In the past two years, I committed to attending science communication meetings. One of those meetings had more than 500 participants. However, there were fewer than 10 Arab attendees and only one Arab woman: me.
Many voices are missing when science seeks to speak to society, especially in the Arab region. Visibility requires stepping outside your scientific circle to build perspective and relevance. If we are not there, we can’t be part of shaping the narrative.
While designing activities based on existing lab work, such as lab tours, school visits, and public talks, is the norm for scientists, I realized the power of co-designed science communication grounded in community needs through engaging in conversations with social scientists and reflecting on these exchanges. These interactions reshaped how I think about making science meaningful and shared.
Foster open dialogue to understand and be understood
Another experience that deepened my understanding of communication barriers came during my participation in the media events with other scientists. At one event, we were part of a panel discussion around underrepresented voices in science.
During the conversation, panelists highlighted the need for new storytelling formats, encouraged journalists to ask questions freely, and invited them to attend scientific events to build relationships and mutual understanding. To better understand the journalists’ perspective, I polled the audience during the event on the biggest barrier to covering underreported science. The top answer was unfamiliarity.
One comment captured the need for science communication perfectly: “Science journalism should not only show up when there is a pandemic, a natural crisis, or a breakthrough cure. It should remind us why the world is amazing.”
Another point raised was the lack of connectors between the media and scientific experts.
This experience made me even more convinced of the need for ambassadors who can help bridge communication gaps. Training young scientists who are already active and enthusiastic about communication will strengthen their skills and expertise and also position them as valuable connectors between science, journalism, and public audiences
Empower through collaboration and build impactful partnerships
Finding the right collaborators in the media, identifying active scientists to empower, and securing the resources that make the mission sustainable are all keys to effective science communication.
Progress starts with understanding what works. Journalists bring storytelling expertise, and scientists bring knowledge. Together, they create narratives that are accurate, clear, and compelling.

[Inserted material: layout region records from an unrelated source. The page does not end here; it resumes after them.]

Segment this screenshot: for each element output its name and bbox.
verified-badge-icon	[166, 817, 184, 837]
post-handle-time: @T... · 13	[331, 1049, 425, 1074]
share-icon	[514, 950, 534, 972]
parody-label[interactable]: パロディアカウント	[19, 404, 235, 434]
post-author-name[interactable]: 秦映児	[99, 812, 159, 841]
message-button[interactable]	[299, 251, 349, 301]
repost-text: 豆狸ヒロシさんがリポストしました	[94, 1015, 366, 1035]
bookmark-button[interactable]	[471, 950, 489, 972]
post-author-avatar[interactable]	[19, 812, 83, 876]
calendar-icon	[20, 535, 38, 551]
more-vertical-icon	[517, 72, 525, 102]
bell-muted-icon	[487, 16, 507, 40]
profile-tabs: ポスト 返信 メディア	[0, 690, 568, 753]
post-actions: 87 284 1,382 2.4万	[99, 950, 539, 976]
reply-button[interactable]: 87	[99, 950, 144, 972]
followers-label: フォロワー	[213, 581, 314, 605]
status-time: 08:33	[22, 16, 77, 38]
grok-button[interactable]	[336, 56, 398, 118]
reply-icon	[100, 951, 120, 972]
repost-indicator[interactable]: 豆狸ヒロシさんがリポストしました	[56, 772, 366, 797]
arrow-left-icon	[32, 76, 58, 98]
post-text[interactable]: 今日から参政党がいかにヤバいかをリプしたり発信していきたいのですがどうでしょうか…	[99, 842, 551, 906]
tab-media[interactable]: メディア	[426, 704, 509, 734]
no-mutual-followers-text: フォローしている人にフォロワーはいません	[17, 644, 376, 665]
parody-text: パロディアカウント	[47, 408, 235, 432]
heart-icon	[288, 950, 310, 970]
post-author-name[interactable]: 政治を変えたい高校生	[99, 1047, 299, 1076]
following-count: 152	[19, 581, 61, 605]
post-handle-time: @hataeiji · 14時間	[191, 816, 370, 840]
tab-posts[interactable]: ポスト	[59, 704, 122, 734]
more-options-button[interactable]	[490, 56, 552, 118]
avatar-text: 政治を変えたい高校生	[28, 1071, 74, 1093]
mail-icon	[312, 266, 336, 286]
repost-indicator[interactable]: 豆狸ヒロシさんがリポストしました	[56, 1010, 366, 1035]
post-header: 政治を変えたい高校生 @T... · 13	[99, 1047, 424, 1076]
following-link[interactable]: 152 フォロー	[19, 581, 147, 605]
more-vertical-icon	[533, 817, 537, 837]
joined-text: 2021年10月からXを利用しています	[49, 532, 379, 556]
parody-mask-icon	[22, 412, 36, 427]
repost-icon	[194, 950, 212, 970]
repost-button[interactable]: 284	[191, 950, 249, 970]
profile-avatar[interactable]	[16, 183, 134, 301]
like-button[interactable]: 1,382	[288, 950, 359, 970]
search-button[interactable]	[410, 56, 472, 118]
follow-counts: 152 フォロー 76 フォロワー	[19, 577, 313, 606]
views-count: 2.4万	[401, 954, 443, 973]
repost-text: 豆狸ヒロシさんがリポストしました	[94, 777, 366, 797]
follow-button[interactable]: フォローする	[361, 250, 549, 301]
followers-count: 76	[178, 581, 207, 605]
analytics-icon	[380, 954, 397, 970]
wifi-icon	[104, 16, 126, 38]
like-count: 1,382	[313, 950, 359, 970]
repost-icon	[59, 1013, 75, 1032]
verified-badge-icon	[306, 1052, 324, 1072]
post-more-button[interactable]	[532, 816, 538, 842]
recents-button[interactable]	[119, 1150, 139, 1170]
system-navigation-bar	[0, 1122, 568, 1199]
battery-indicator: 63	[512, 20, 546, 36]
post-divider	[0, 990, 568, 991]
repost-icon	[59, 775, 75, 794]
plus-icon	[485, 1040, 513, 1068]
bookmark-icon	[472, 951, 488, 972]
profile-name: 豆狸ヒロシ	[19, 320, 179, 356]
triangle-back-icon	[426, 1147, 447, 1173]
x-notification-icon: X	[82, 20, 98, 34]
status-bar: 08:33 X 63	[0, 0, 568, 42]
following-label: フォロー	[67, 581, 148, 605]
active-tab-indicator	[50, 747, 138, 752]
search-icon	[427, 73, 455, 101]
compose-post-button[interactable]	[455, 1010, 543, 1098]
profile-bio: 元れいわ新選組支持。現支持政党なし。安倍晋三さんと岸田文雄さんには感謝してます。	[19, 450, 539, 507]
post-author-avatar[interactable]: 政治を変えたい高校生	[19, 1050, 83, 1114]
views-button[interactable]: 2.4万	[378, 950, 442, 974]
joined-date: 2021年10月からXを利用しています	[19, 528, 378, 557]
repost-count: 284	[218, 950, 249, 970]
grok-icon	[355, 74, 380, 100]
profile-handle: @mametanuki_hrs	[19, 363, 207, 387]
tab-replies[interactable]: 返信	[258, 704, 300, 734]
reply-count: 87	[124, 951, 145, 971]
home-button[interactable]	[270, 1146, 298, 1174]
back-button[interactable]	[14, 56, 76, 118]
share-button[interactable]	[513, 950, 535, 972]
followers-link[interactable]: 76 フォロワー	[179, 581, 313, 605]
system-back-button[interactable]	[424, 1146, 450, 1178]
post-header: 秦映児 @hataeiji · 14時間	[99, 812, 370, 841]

When teams exchange best practices and refine how they work, coordination improves, duplication decreases, and overall impact grows. At the end, the power of science communication comes not only from the message itself but from the network behind it, all moving together toward a shared mission.
Tamkeen is a mindset that empowers scientists to focus on what matters with clarity and intention. Visibility is about enabling connection and shared responsibility. Real impact grows through collaboration, support, and steady presence to build engagement. That is the power of Tamkeen.